The clinical features of anti-IgLON5 disease span the neurological spectrum, ranging from cognitive issues to movement disorders, sleep abnormalities, and neuromuscular symptoms [1]. Sleep issues involve parasomnias and sleep-disordered breathing, such as stridor and apnea [3]. Movement disorders include parkinsonism, chorea, dystonia, myoclonus, ataxia, and myorhythmia [1,4]. Cognitive dysfunctions include executive dysfunction, attention impairment, and memory issues. Neuromuscular symptoms include tongue and peripheral muscle fasciculations, bulbar palsy, limb weakness, and muscle atrophy [1]. The overall presentation may mimic atypical parkinsonism and/or motor neuron disease presentations, complicating prompt diagnosis.
We report the cases of three patients with anti-IgLON5 disease presenting with complex movement disorders, sleep issues, and myoclonus (Table 1).

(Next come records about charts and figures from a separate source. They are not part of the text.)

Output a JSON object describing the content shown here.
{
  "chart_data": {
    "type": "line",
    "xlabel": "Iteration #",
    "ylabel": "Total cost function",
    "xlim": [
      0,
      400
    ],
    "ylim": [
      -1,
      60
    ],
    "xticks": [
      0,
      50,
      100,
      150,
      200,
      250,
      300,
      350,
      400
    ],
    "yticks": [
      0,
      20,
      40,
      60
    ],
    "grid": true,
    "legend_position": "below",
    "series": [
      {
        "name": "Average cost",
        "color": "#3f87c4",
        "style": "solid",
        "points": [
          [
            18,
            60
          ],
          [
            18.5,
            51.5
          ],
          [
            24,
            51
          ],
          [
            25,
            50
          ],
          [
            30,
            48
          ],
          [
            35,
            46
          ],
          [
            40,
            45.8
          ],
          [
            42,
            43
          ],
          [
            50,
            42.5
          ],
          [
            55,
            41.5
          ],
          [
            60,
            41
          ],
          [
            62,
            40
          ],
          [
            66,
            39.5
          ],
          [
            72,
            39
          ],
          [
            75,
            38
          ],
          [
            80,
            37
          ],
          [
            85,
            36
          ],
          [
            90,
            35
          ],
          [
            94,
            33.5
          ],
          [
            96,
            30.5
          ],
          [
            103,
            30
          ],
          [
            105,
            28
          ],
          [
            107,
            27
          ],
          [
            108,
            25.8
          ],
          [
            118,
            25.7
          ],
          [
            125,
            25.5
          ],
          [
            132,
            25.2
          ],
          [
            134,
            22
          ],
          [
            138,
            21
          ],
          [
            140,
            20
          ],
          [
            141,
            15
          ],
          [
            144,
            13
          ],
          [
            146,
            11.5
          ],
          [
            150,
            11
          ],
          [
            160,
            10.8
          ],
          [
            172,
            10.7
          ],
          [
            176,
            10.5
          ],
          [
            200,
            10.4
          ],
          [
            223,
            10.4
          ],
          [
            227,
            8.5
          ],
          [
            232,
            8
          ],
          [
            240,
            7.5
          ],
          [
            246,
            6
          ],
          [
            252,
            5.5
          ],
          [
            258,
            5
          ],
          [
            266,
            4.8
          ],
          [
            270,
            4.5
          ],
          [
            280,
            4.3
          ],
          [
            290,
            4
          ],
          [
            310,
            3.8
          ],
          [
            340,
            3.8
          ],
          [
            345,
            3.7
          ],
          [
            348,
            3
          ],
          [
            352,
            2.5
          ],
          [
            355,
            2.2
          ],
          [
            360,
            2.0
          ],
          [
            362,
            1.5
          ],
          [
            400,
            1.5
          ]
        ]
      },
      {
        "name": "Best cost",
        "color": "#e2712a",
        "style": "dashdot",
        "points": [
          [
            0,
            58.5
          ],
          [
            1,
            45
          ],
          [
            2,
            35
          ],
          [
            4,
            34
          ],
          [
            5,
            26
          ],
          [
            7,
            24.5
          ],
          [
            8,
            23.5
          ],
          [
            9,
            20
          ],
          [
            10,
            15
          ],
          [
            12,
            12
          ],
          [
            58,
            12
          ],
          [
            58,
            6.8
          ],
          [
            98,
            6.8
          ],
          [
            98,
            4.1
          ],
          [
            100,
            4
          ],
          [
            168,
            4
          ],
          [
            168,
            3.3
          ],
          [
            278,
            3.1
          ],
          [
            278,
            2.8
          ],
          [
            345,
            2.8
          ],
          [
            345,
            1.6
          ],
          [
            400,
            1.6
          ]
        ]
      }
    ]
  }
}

Patient 1 was a 70-year-old man with hypertension and type 2 diabetes who presented with a 20-month history of speech and swallowing difficulties, followed by abnormal gait, slowness in activities, excessive daytime sleepiness, memory impairment and behavioral disturbances in the form of irritability and outbursts of anger. Over time, involuntary movements in sleep, sleep apnea, and stridor were also noted. Later, autonomic dysfunctions such as postural dizziness, constipation, urinary urgency, and incontinence appeared. Examination (Supplementary Video 1 in the online-only Data Supplement) revealed excessive sleepiness during conversations, impaired cognition, and spastic-ataxic dysarthria. The patient had hypometric saccades, mild upgaze restriction, reduced facial expression, decreased palatal movements, lower limb hypotonia, mild weakness, tongue and shoulder fasciculations, and brisk deep tendon reflexes. In addition, he had asterixis, stimulation-sensitive myoclonus in the fingers, knee-heel-shin test impairment, and generalized bradykinesia. He could walk with the support of another person. He had normal routine blood results, cerebrospinal fluid (CSF) pleocytosis (22 cells/μL, 50% lymphocytes), and normal CSF protein and sugar levels. The results of magnetic resonance imaging (MRI) of the brain and fluorodeoxyglucose positron emission tomography (FDG-PET) of the whole body were also normal. The serum antinuclear antibody profile, antineutrophil cytoplasmic antibody and paraneoplastic (anti-Hu, anti-Ri, anti-Yo, anti-Tr, anti-CV2/CRMP5, anti-Ma2, anti-Amphiphysin, anti-SOX1, anti-Zic4, anti-Titin, anti-Recoverin, anti-DPPX, and anti-GAD65) panels and serum CSF autoimmune (anti-NMDA, anti-CASPR-2, anti-LGI-1, anti-GABABR, and anti-AMPA1/2) test results were negative. His serum and CSF anti-IgLON5 antibody test results were strongly positive. The patient received 30 g/day of intravenous immunoglobulin (IV-IG) along with 1 g/day of intravenous methyl prednisolone (IV-MP) over 5 days, followed by two doses of 1 g of intravenous rituximab (IV-RTx) 5 days apart, which led to mild improvement at the time of discharge. At the 3-month follow-up, sleep symptoms, memory, and gait improved moderately.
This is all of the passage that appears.